How to extract time windows from given dataset and loop over them


i have a dataset which consists of a column timestamp and several other colomns. Each dataset contains rows from one day. So the timestamps are from 00:00:00 to 23:59:59.

For example:

timestamp other_column

'2015-01-01 00:01:00' 2

'2015-01-01 00:30:00' 3

'2015-01-01 01:20:01' 7

Now i want to split the data in chunks with exact one hour in one chunk. So that i can loop over that chunk and do some aggregation and calculation. At the end of the loop i want to have much less rows but with aggregated data for one hour in each row.

The output for the above example could be

'2015-01-01 00:01:00' 5

'2015-01-01 01:20:01' 7


My problem is to get the dataset split into hourly chunks. I've tried a lot but nothing seems to work.

Any suggestions?




Use the Time Field Extractor to extract the hour. 

Afterwards, you can even directly group on this column using the GroupBy node, or use the group loop.

Cheers, Iris

Hi Iris,

thanks for your response.

Group by is not an option for me because i need more complex aggregation methods than those offered by "Group by"-Node.

Found a differend solution.

I have a "Counting Loop Start"-Node which makes 24 iterations.
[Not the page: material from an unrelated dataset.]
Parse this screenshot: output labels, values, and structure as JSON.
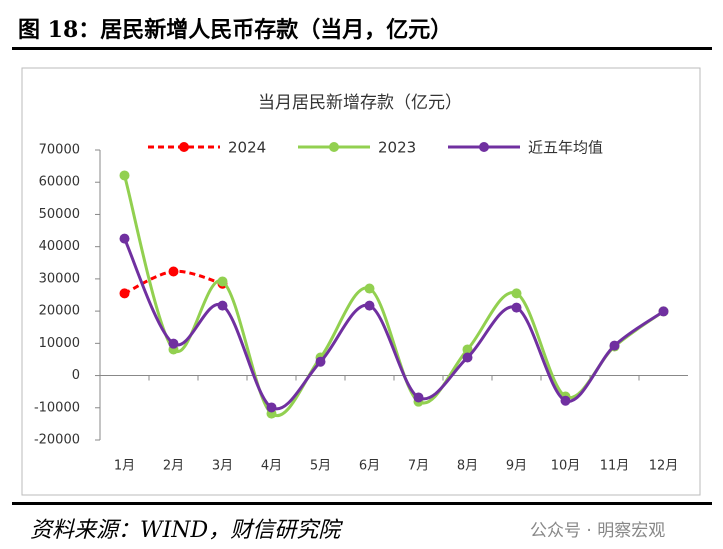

I connected the variable port from that node to a "Java Snippet Row Filter"-Node. The node contains mainly the code from the public example 011004_varsAndTimeSeries in 011_FlowvarsAndLoops.

I am using the currentIteration for creating the timestamps i need to filter (1 hour = 1 iteration).

Seems to works pretty well for me.


Sorry iris, i misunderstood your answer. Thought about it and build a workflow which includes your way. Both ways have the same output but your way is even faster (working on more than 100 million rows) because it stores the information which row belongs to which group in a column and after that step the "group loop"-node only has to search the right digit in that row to find all rows for that loop step. My own solution has to process all rows in every single loop which is of course... realy bad performance :)

So thank you very much for that powerful solution.